Präsidialsysteme wie die USA und Brasilien haben den Nachteil, dass sie sich mehr mit der Begrenzung ihrer Präsidenten aufhalten müssen als mit der Begrenzung des Virus.
VII.
Aber auch hierzulande spiegeln sich spezielle Deformationen unserer Demokratie in den Fehlern der Krisenbewältigung. Da wir uns an den Glauben gewöhnt haben, in der besten aller Welten zu leben, sind wir auf das absehbare Risiko nicht vorbereitet gewesen. Wir wissen ja, dass unser Gesundheitssystem unschlagbar ist. Warum aber dreht sich dann alles um die Sorge, ob die Krise das Gesundheitssystem schafft statt umgekehrt? Die staatsgläubige Vollkaskogesellschaft erblüht zu größter Reife. Und zahlt klaglos die Prämien.
VIII.
Wir dürften, heißt nun das Mantra von Regierungspolitikern und Opposition, das Volk nicht durch kontroverse Debatten verunsichern.
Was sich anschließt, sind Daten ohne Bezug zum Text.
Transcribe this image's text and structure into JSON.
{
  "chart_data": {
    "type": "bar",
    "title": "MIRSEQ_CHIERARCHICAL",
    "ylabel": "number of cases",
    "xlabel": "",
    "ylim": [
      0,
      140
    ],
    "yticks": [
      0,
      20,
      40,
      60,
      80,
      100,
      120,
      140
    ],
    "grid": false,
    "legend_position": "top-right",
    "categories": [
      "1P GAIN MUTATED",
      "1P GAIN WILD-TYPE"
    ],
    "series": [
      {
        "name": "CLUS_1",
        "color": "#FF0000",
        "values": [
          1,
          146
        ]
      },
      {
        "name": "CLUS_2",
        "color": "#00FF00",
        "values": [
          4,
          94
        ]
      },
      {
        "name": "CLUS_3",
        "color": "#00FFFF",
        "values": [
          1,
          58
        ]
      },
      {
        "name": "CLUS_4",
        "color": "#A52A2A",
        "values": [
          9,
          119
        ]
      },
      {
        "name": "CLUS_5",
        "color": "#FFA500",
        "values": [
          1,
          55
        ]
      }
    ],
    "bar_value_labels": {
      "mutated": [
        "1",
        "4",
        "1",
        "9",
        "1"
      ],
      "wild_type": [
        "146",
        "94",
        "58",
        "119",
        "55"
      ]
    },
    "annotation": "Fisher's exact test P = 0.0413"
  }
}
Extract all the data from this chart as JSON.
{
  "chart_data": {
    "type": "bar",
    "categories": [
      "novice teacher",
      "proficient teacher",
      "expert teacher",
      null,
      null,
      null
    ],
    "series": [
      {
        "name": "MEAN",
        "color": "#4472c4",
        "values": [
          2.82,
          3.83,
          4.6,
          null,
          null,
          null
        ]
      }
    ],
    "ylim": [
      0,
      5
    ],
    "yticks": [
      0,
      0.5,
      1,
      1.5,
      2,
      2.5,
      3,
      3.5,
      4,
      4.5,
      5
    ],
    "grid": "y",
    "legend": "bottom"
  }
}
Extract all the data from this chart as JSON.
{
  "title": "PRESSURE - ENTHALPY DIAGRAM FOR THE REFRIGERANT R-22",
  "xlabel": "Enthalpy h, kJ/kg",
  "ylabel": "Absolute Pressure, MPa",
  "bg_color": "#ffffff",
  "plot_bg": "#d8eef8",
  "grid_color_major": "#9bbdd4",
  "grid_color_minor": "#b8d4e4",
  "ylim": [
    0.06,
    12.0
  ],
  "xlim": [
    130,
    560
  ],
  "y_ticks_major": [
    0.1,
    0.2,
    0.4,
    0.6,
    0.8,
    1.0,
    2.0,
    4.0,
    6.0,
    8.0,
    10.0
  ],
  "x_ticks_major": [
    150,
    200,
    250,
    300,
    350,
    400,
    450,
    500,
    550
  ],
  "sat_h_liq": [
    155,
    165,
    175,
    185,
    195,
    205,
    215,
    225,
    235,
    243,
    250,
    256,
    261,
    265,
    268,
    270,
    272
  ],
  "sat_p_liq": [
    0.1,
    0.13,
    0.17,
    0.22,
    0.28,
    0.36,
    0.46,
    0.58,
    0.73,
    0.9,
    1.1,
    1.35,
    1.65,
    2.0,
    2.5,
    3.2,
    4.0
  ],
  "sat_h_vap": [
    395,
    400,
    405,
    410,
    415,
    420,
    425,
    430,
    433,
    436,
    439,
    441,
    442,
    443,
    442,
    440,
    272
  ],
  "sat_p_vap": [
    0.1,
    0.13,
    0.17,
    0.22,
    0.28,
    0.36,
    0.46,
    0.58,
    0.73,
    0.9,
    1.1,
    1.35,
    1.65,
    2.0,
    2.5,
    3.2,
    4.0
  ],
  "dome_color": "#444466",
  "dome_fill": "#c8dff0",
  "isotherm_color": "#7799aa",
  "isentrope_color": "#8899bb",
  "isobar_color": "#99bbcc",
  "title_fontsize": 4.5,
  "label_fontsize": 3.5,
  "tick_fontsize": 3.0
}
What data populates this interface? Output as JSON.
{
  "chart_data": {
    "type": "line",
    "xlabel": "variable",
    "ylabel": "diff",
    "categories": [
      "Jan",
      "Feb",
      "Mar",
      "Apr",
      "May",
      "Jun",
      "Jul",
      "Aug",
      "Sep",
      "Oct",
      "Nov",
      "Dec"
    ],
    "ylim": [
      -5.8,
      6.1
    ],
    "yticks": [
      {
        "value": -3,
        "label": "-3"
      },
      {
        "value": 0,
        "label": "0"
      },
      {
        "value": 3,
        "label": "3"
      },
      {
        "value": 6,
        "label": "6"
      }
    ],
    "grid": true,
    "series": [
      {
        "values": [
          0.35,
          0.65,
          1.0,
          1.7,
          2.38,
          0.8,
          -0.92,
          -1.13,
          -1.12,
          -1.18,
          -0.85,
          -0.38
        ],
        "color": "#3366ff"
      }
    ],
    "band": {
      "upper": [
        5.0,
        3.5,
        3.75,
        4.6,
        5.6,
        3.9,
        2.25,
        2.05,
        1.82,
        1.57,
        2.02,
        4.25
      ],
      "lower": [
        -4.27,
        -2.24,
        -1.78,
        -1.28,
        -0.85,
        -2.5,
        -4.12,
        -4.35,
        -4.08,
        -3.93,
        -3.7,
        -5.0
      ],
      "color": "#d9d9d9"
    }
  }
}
Das ist nicht nur falsch, sondern infam. Es verunsichern doch nicht die Debatten, sondern der Mangel an glaubwürdigen Informationen. Nichts hätte eine demokratische Gesellschaft nötiger als eine offene, also notwendigerweise auch kontroverse Debatte über den richtigen Weg. Statt dessen stürzen sich die meisten in den Irrglauben, die Wissenschaft handle mit unbestreitbarer Wahrheit. Die Regierung müsse nur den eindeutigen Empfehlungen folgen. Doch gerade in der Wissenschaft gibt es nie nur eine Wahrheit, sonst ist es keine Wissenschaft. Und kein Wissenschaftler kann das Ganze in all seinen Auswirkungen überblicken. Deshalb kann die Politik ihre Verantwortung nicht an die Wissenschaft delegieren. Mit Recht wehren sich immer mehr Virologen und Epidemiologen dagegen, von Politikern missbraucht zu werden.
IX.
Söder ist weder Wunderheiler noch Wunderdiktator vom Dienst. Aber es kommt gut an, wie er das Volk bevormundet. Keiner stellt ihm die simple Frage wie die, was daran falsch sein soll, allein auf einer Parkbank zu sitzen. Oder mit dem Auto in die Natur zu fahren. Oder sich in einem Buchladen ein Buch auszusuchen – es ist genauso lebenswichtig wie eine Tüte Lebensmittel. Doch das Volk applaudiert den Scharfmachern, die mit ihrer Scharfmacherei Verantwortungsbewusstsein nur vorgaukeln. Sie wollen das Volk unter Kuratel halten. So lange bis es sich erschöpft in die Arme des Staates wirft. Bis man ihm seine Bedürfnisse abgewöhnt hat. Dann hat das Virus die Freiheit nachhaltig geschädigt. Es geht schlicht und überhaupt nicht ergreifend um die Frage, wie das Virus für Machtinteressen benutzt wird. Siehe Abschnitt I.: Die Machtbesessenen werden jetzt noch besessener.
X.
Der blödeste, korrekter ausgedrückt unterkomplexeste Satz des Jahres: Gesundheit geht vor. Vor was eigentlich? Und vor was noch? Das wäre die Frage der Stunde! Sie ist nur kontrovers debattierbar. Wenn wir sie nicht debattieren wollen, sind wir krank.